The GAME3D Center aims to address the critical need for precision cancer interception in hereditary diffuse gastric cancer (HDGC) caused by pathogenic CDH1 germline mutations. Patients with such mutations carry an elevated lifetime risk of advanced diffuse gastric cancer up to 80%. Prophylactic total gastrectomy (PTG) is often advised but may not be necessary for all CDH1 mutation carriers. PTG is a major procedure associated with chronic physical and psychosocial disabilities, yet prior attempts to risk stratify patients based on specific variants or family cancer history have not been successful and tools to identify patients at high risk are currently lacking. This is largely due to our limited understanding of the earliest events that drive T1a lesion development and progression. GAME3D integrates cutting-edge multimodal, single-cell, and 3D spatial technologies to construct a comprehensive atlas of the N-T1a-AGC continuum. Through longitudinal samples, the Center will: (1) create a dynamic 2D spatial atlas; (2) build a 3D spatiotemporal atlas at single-cell resolution; and (3) develop computational models of tumor initiation and progression. This work will uncover key mechanisms driving AGC development, offering new targets for early interception.

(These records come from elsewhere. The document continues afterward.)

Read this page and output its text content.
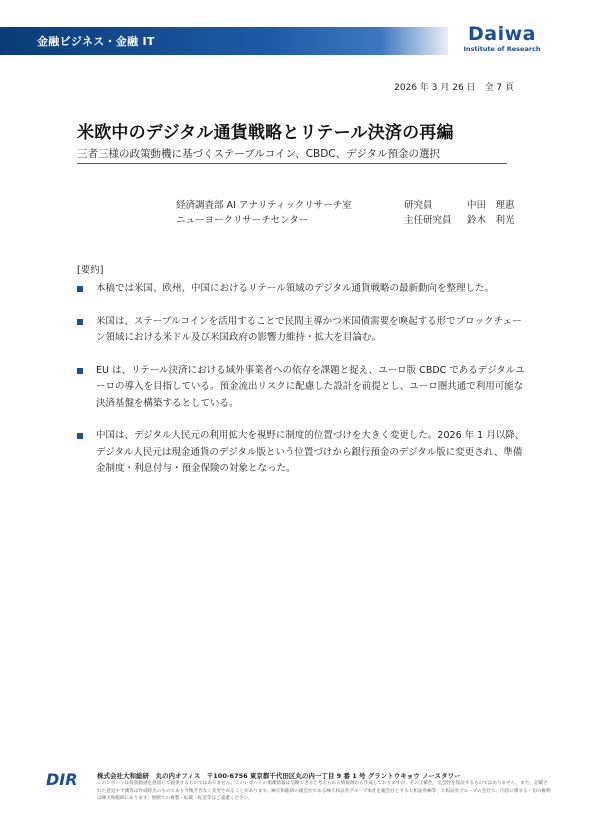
金融ビジネス・金融 IT	Daiwa
Institute of Research
2026 年 3 月 26 日　全 7 頁
米欧中のデジタル通貨戦略とリテール決済の再編
三者三様の政策動機に基づくステーブルコイン、CBDC、デジタル預金の選択
経済調査部 AI アナリティックリサーチ室	研究員	中田　理惠
ニューヨークリサーチセンター	主任研究員	鈴木　利光
[要約]
本稿では米国、欧州、中国におけるリテール領域のデジタル通貨戦略の最新動向を整理した。
米国は、ステーブルコインを活用することで民間主導かつ米国債需要を喚起する形でブロックチェーン領域における米ドル及び米国政府の影響力維持・拡大を目論む。
EU は、リテール決済における域外事業者への依存を課題と捉え、ユーロ版 CBDC であるデジタルユーロの導入を目指している。預金流出リスクに配慮した設計を前提とし、ユーロ圏共通で利用可能な決済基盤を構築するとしている。
中国は、デジタル人民元の利用拡大を視野に制度的位置づけを大きく変更した。2026 年 1 月以降、デジタル人民元は現金通貨のデジタル版という位置づけから銀行預金のデジタル版に変更され、準備金制度・利息付与・預金保険の対象となった。
DIR	株式会社大和総研　丸の内オフィス　〒100-6756 東京都千代田区丸の内一丁目 9 番 1 号 グラントウキョウ ノースタワー
このレポートは投資勧誘を意図して提供するものではありません。このレポートの掲載情報は信頼できると考えられる情報源から作成しておりますが、その正確性、完全性を保証するものではありません。また、記載された意見や予測等は作成時点のものであり今後予告なく変更されることがあります。㈱大和総研の親会社である㈱大和証券グループ本社を親会社とする大和証券㈱等、大和証券グループの会社で、内容に関する一切の権利は㈱大和総研にあります。無断での複製・転載・転送等はご遠慮ください。
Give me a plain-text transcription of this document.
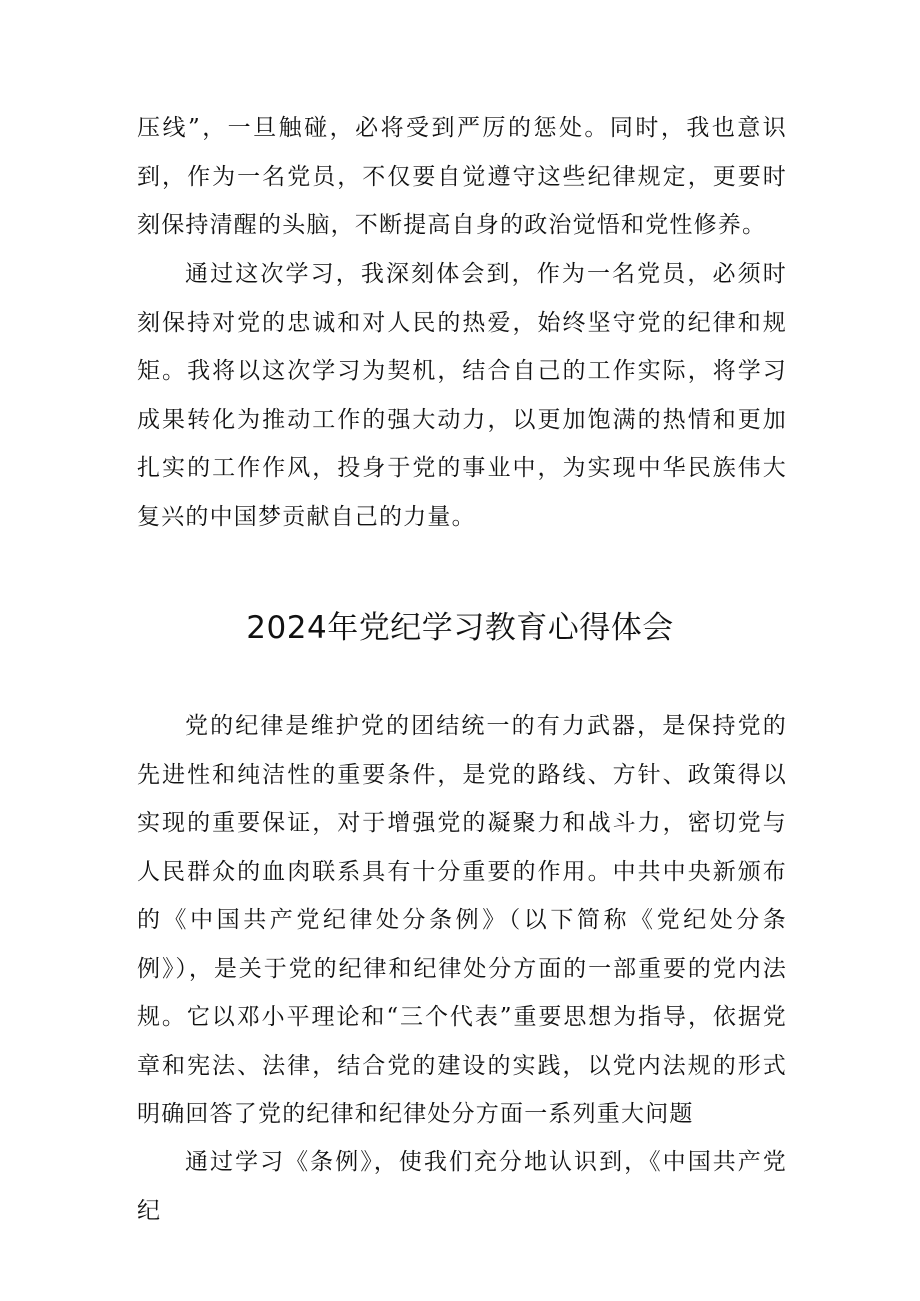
压线”，一旦触碰，必将受到严厉的惩处。同时，我也意识到，作为一名党员，不仅要自觉遵守这些纪律规定，更要时刻保持清醒的头脑，不断提高自身的政治觉悟和党性修养。

通过这次学习，我深刻体会到，作为一名党员，必须时刻保持对党的忠诚和对人民的热爱，始终坚守党的纪律和规矩。我将以这次学习为契机，结合自己的工作实际，将学习成果转化为推动工作的强大动力，以更加饱满的热情和更加扎实的工作作风，投身于党的事业中，为实现中华民族伟大复兴的中国梦贡献自己的力量。

2024年党纪学习教育心得体会

党的纪律是维护党的团结统一的有力武器，是保持党的先进性和纯洁性的重要条件，是党的路线、方针、政策得以实现的重要保证，对于增强党的凝聚力和战斗力，密切党与人民群众的血肉联系具有十分重要的作用。中共中央新颁布的《中国共产党纪律处分条例》（以下简称《党纪处分条例》），是关于党的纪律和纪律处分方面的一部重要的党内法规。它以邓小平理论和“三个代表”重要思想为指导，依据党章和宪法、法律，结合党的建设的实践，以党内法规的形式明确回答了党的纪律和纪律处分方面一系列重大问题

通过学习《条例》，使我们充分地认识到，《中国共产党纪
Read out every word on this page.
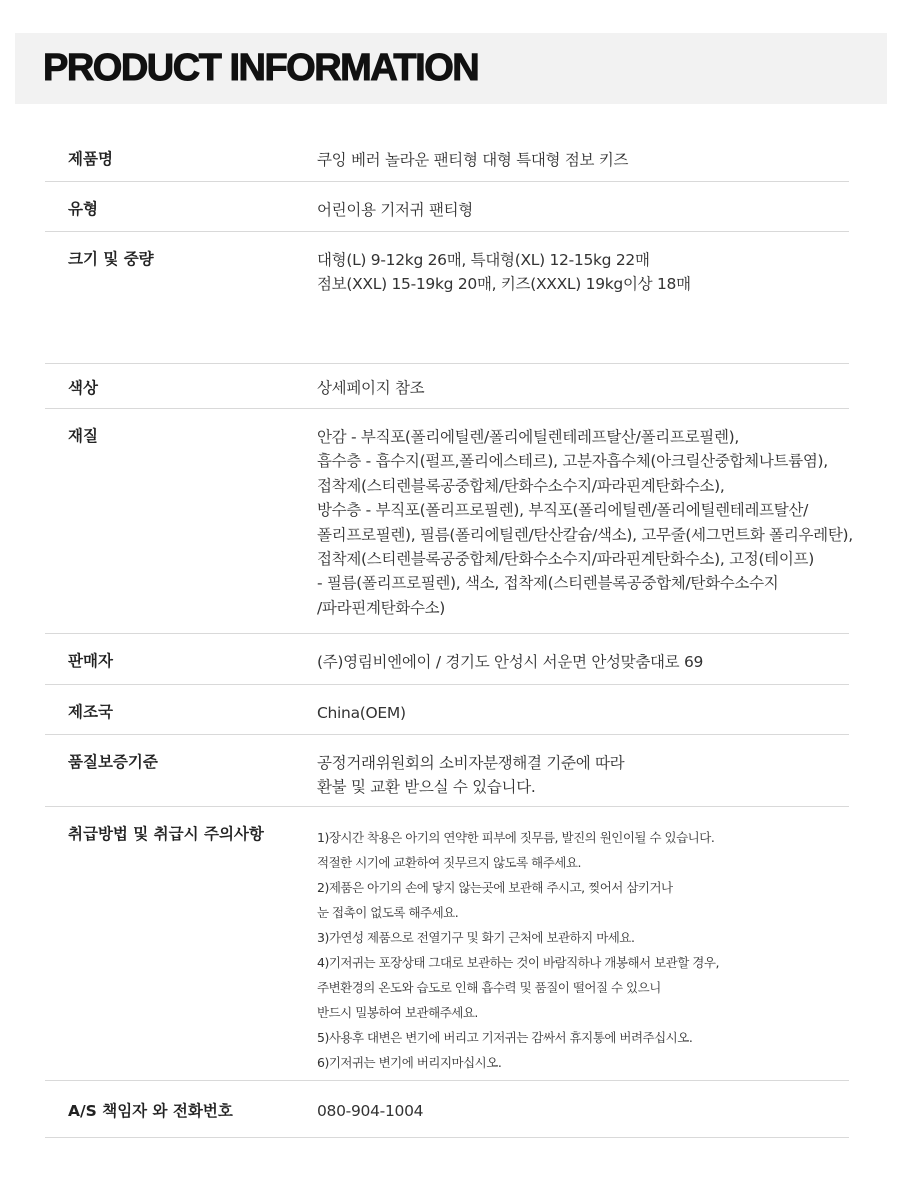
PRODUCT INFORMATION
제품명	쿠잉 베러 놀라운 팬티형 대형 특대형 점보 키즈
유형	어린이용 기저귀 팬티형
크기 및 중량	대형(L) 9-12kg 26매, 특대형(XL) 12-15kg 22매
점보(XXL) 15-19kg 20매, 키즈(XXXL) 19kg이상 18매
색상	상세페이지 참조
재질	안감 - 부직포(폴리에틸렌/폴리에틸렌테레프탈산/폴리프로필렌),
흡수층 - 흡수지(펄프,폴리에스테르), 고분자흡수체(아크릴산중합체나트륨염),
접착제(스티렌블록공중합체/탄화수소수지/파라핀계탄화수소),
방수층 - 부직포(폴리프로필렌), 부직포(폴리에틸렌/폴리에틸렌테레프탈산/
폴리프로필렌), 필름(폴리에틸렌/탄산칼슘/색소), 고무줄(세그먼트화 폴리우레탄),
접착제(스티렌블록공중합체/탄화수소수지/파라핀계탄화수소), 고정(테이프)
- 필름(폴리프로필렌), 색소, 접착제(스티렌블록공중합체/탄화수소수지
/파라핀계탄화수소)
판매자	(주)영림비엔에이 / 경기도 안성시 서운면 안성맞춤대로 69
제조국	China(OEM)
품질보증기준	공정거래위원회의 소비자분쟁해결 기준에 따라
환불 및 교환 받으실 수 있습니다.
취급방법 및 취급시 주의사항	1)장시간 착용은 아기의 연약한 피부에 짓무름, 발진의 원인이될 수 있습니다.
적절한 시기에 교환하여 짓무르지 않도록 해주세요.
2)제품은 아기의 손에 닿지 않는곳에 보관해 주시고, 찢어서 삼키거나
눈 접촉이 없도록 해주세요.
3)가연성 제품으로 전열기구 및 화기 근처에 보관하지 마세요.
4)기저귀는 포장상태 그대로 보관하는 것이 바람직하나 개봉해서 보관할 경우,
주변환경의 온도와 습도로 인해 흡수력 및 품질이 떨어질 수 있으니
반드시 밀봉하여 보관해주세요.
5)사용후 대변은 변기에 버리고 기저귀는 감싸서 휴지통에 버려주십시오.
6)기저귀는 변기에 버리지마십시오.
A/S 책임자 와 전화번호	080-904-1004
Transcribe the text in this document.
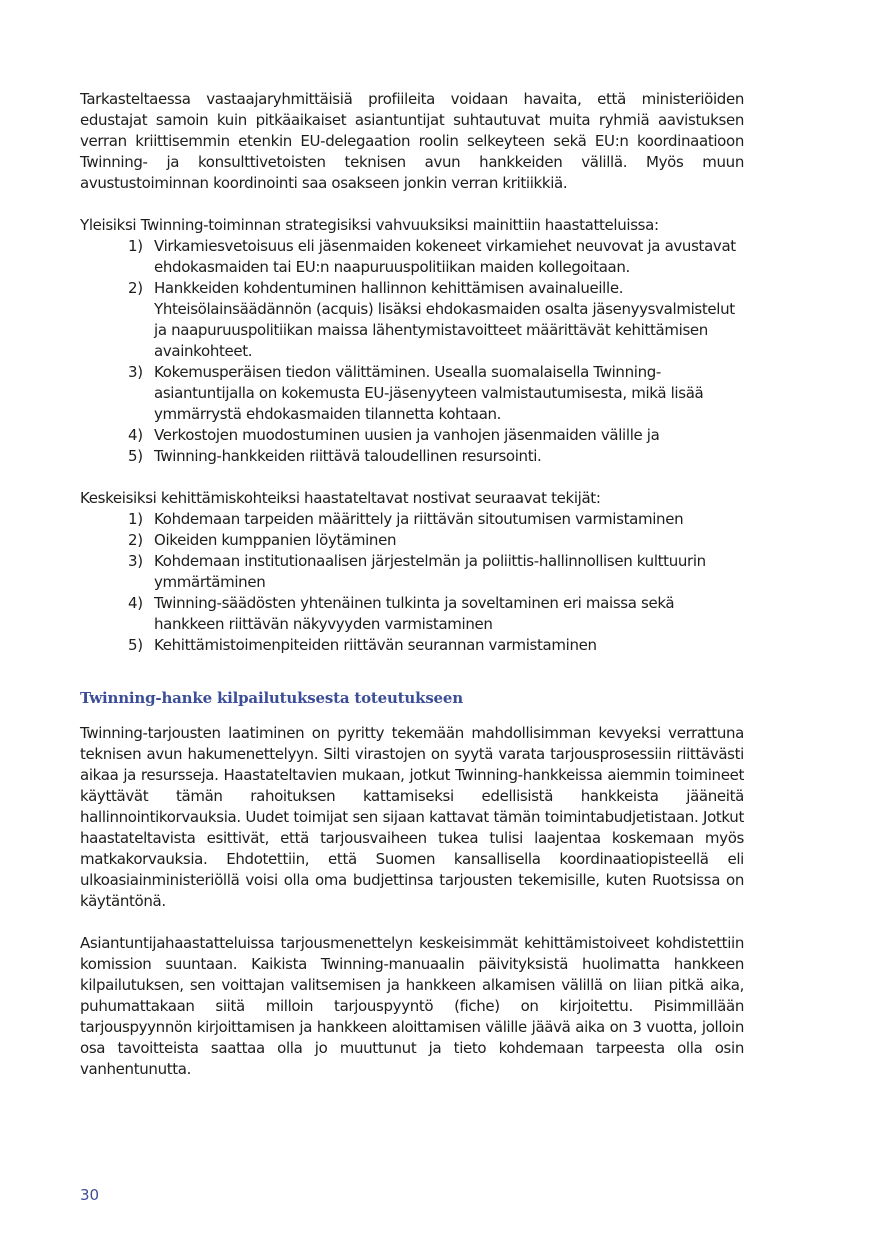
Tarkasteltaessa vastaajaryhmittäisiä profiileita voidaan havaita, että ministeriöiden edustajat samoin kuin pitkäaikaiset asiantuntijat suhtautuvat muita ryhmiä aavistuksen verran kriittisemmin etenkin EU-delegaation roolin selkeyteen sekä EU:n koordinaatioon Twinning- ja konsulttivetoisten teknisen avun hankkeiden välillä. Myös muun avustustoiminnan koordinointi saa osakseen jonkin verran kritiikkiä.

Yleisiksi Twinning-toiminnan strategisiksi vahvuuksiksi mainittiin haastatteluissa:

1) Virkamiesvetoisuus eli jäsenmaiden kokeneet virkamiehet neuvovat ja avustavat ehdokasmaiden tai EU:n naapuruuspolitiikan maiden kollegoitaan.
2) Hankkeiden kohdentuminen hallinnon kehittämisen avainalueille. Yhteisölainsäädännön (acquis) lisäksi ehdokasmaiden osalta jäsenyysvalmistelut ja naapuruuspolitiikan maissa lähentymistavoitteet määrittävät kehittämisen avainkohteet.
3) Kokemusperäisen tiedon välittäminen. Usealla suomalaisella Twinning-asiantuntijalla on kokemusta EU-jäsenyyteen valmistautumisesta, mikä lisää ymmärrystä ehdokasmaiden tilannetta kohtaan.
4) Verkostojen muodostuminen uusien ja vanhojen jäsenmaiden välille ja
5) Twinning-hankkeiden riittävä taloudellinen resursointi.

Keskeisiksi kehittämiskohteiksi haastateltavat nostivat seuraavat tekijät:

1) Kohdemaan tarpeiden määrittely ja riittävän sitoutumisen varmistaminen
2) Oikeiden kumppanien löytäminen
3) Kohdemaan institutionaalisen järjestelmän ja poliittis-hallinnollisen kulttuurin ymmärtäminen
4) Twinning-säädösten yhtenäinen tulkinta ja soveltaminen eri maissa sekä hankkeen riittävän näkyvyyden varmistaminen
5) Kehittämistoimenpiteiden riittävän seurannan varmistaminen
Twinning-hanke kilpailutuksesta toteutukseen

Twinning-tarjousten laatiminen on pyritty tekemään mahdollisimman kevyeksi verrattuna teknisen avun hakumenettelyyn. Silti virastojen on syytä varata tarjousprosessiin riittävästi aikaa ja resursseja. Haastateltavien mukaan, jotkut Twinning-hankkeissa aiemmin toimineet käyttävät tämän rahoituksen kattamiseksi edellisistä hankkeista jääneitä hallinnointikorvauksia. Uudet toimijat sen sijaan kattavat tämän toimintabudjetistaan. Jotkut haastateltavista esittivät, että tarjousvaiheen tukea tulisi laajentaa koskemaan myös matkakorvauksia. Ehdotettiin, että Suomen kansallisella koordinaatiopisteellä eli ulkoasiainministeriöllä voisi olla oma budjettinsa tarjousten tekemisille, kuten Ruotsissa on käytäntönä.

Asiantuntijahaastatteluissa tarjousmenettelyn keskeisimmät kehittämistoiveet kohdistettiin komission suuntaan. Kaikista Twinning-manuaalin päivityksistä huolimatta hankkeen kilpailutuksen, sen voittajan valitsemisen ja hankkeen alkamisen välillä on liian pitkä aika, puhumattakaan siitä milloin tarjouspyyntö (fiche) on kirjoitettu. Pisimmillään tarjouspyynnön kirjoittamisen ja hankkeen aloittamisen välille jäävä aika on 3 vuotta, jolloin osa tavoitteista saattaa olla jo muuttunut ja tieto kohdemaan tarpeesta olla osin vanhentunutta.

30
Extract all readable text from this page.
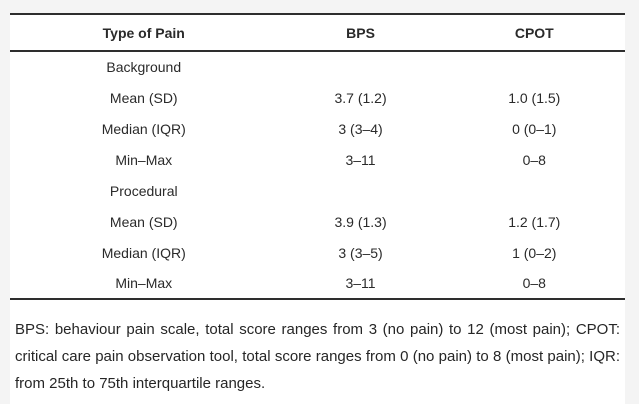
Type of Pain	BPS	CPOT
Background		
Mean (SD)	3.7 (1.2)	1.0 (1.5)
Median (IQR)	3 (3–4)	0 (0–1)
Min–Max	3–11	0–8
Procedural		
Mean (SD)	3.9 (1.3)	1.2 (1.7)
Median (IQR)	3 (3–5)	1 (0–2)
Min–Max	3–11	0–8

BPS: behaviour pain scale, total score ranges from 3 (no pain) to 12 (most pain); CPOT: critical care pain observation tool, total score ranges from 0 (no pain) to 8 (most pain); IQR: from 25th to 75th interquartile ranges.
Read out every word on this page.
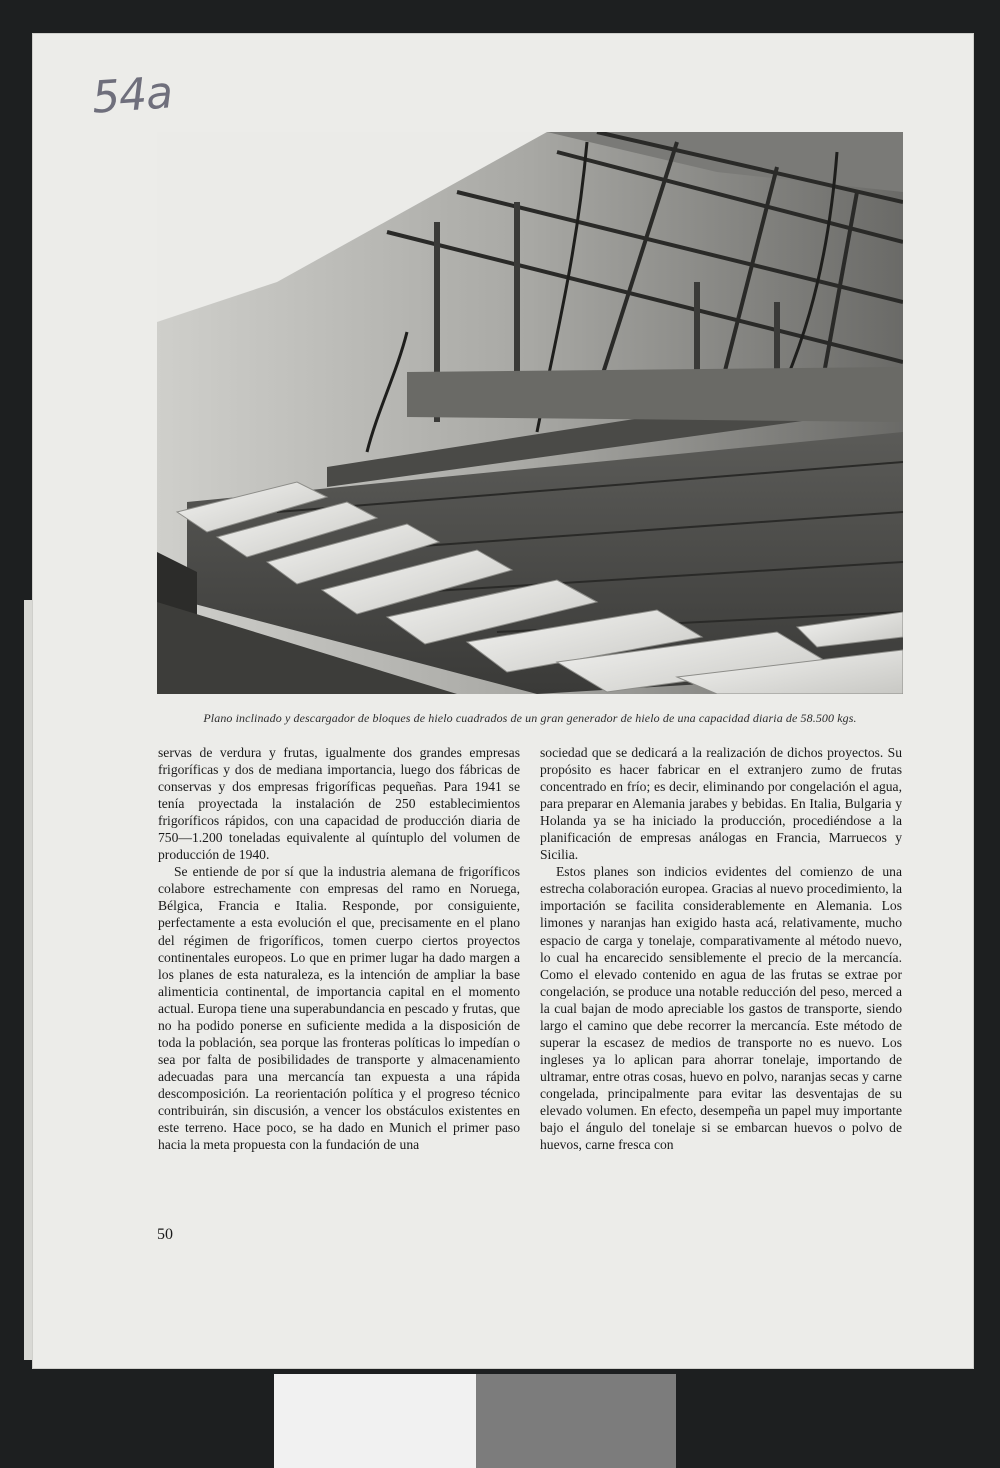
54a
Plano inclinado y descargador de bloques de hielo cuadrados de un gran generador de hielo de una capacidad diaria de 58.500 kgs.

servas de verdura y frutas, igualmente dos grandes empresas frigoríficas y dos de mediana importancia, luego dos fábricas de conservas y dos empresas frigoríficas pequeñas. Para 1941 se tenía proyectada la instalación de 250 establecimientos frigoríficos rápidos, con una capacidad de producción diaria de 750—1.200 toneladas equivalente al quíntuplo del volumen de producción de 1940.

Se entiende de por sí que la industria alemana de frigoríficos colabore estrechamente con empresas del ramo en Noruega, Bélgica, Francia e Italia. Responde, por consiguiente, perfectamente a esta evolución el que, precisamente en el plano del régimen de frigoríficos, tomen cuerpo ciertos proyectos continentales europeos. Lo que en primer lugar ha dado margen a los planes de esta naturaleza, es la intención de ampliar la base alimenticia continental, de importancia capital en el momento actual. Europa tiene una superabundancia en pescado y frutas, que no ha podido ponerse en suficiente medida a la disposición de toda la población, sea porque las fronteras políticas lo impedían o sea por falta de posibilidades de transporte y almacenamiento adecuadas para una mercancía tan expuesta a una rápida descomposición. La reorientación política y el progreso técnico contribuirán, sin discusión, a vencer los obstáculos existentes en este terreno. Hace poco, se ha dado en Munich el primer paso hacia la meta propuesta con la fundación de una

sociedad que se dedicará a la realización de dichos proyectos. Su propósito es hacer fabricar en el extranjero zumo de frutas concentrado en frío; es decir, eliminando por congelación el agua, para preparar en Alemania jarabes y bebidas. En Italia, Bulgaria y Holanda ya se ha iniciado la producción, procediéndose a la planificación de empresas análogas en Francia, Marruecos y Sicilia.

Estos planes son indicios evidentes del comienzo de una estrecha colaboración europea. Gracias al nuevo procedimiento, la importación se facilita considerablemente en Alemania. Los limones y naranjas han exigido hasta acá, relativamente, mucho espacio de carga y tonelaje, comparativamente al método nuevo, lo cual ha encarecido sensiblemente el precio de la mercancía. Como el elevado contenido en agua de las frutas se extrae por congelación, se produce una notable reducción del peso, merced a la cual bajan de modo apreciable los gastos de transporte, siendo largo el camino que debe recorrer la mercancía. Este método de superar la escasez de medios de transporte no es nuevo. Los ingleses ya lo aplican para ahorrar tonelaje, importando de ultramar, entre otras cosas, huevo en polvo, naranjas secas y carne congelada, principalmente para evitar las desventajas de su elevado volumen. En efecto, desempeña un papel muy importante bajo el ángulo del tonelaje si se embarcan huevos o polvo de huevos, carne fresca con

50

Dr. Wang is an Associate Professor in the Department of Genomic Medicine at MD Anderson Cancer Center. She has significant expertise in computational biology, cancer genomics, and immuno-informatics. Her group focuses on comprehensive profiling of the tumor ecosystem, exploring its cellular and molecular heterogeneity, phenotypic plasticity, and the dynamic interactions between cancer cells and the tumor microenvironment throughout tumor initiation, progression, metastasis, and therapeutic response or resistance. By integrating advanced single-cell and spatial multi-omics technologies with high-resolution cellular imaging, Dr. Wang’s lab develops and applies innovative bioinformatic tools and computational frameworks to drive novel discoveries. Her work has built single-cell, spatial, transcriptional, and clonotypic atlases across many early-stage cancers and precursor diseases.
Dr. Mansfield is a Professor in the Department of Surgical Oncology at MD Anderson Cancer Center. He is a surgical oncologist with more than 30 years of experience in the clinical care and research of patients with gastric cancer. He has extensive expertise in patient recruitment and evaluation of the clinical implications of laboratory findings. He serves as the PI of the MD Anderson CDH1 gene registry, comprising more than 100 hereditary diffuse gastric cancer patients with demographic, clinical data and multiple tissue specimens collected from each patient.
Dr. Hwang is the Florida Department of Health Cancer Chair, Departments of Artificial Intelligence & Informatics, Cancer Biology, and Immunology at the Mayo Clinic Comprehensive Cancer Center in Jacksonville, FL. He is a computational scientist focused on cancer biology, with primary expertise in developing and applying novel machine learning (ML) and artificial intelligence (AI) algorithms to unravel the complexities of human cancer mechanisms, including gastric cancer. In addition, he is pioneering 3D tumor modeling and AI-driven analysis of the tumor immune microenvironment. His lab conducts in-depth investigations using data derived from single-cell DNA/RNA/protein sequencing, spatial genomics, genetics, and advanced tissue imaging.
Dr. Li is a Professor of Biostatistics in the Department of Biostatistics and Epidemiology, with secondary appointments in Digital Pathology, Department of Pathology and Laboratory Medicine, and Statistics, Department of Statistics and Data Science, at the University of Pennsylvania School of Medicine. She is a computational researcher with a focus on identifying genes that contribute to human variation and diseases. Her research program consists of both a methodological component focused on developing novel statistical methods for statistical genetics and genomics, and an applied component focused on using these methods in clinical and biological studies. Dr. Li uses a multidisciplinary approach that integrates methods from statistics, machine learning, bioinformatics, and computational biology. Her lab has published papers on single-cell RNA-seq and its applications in human diseases as well as methods papers on spatial transcriptomics data anaylsis.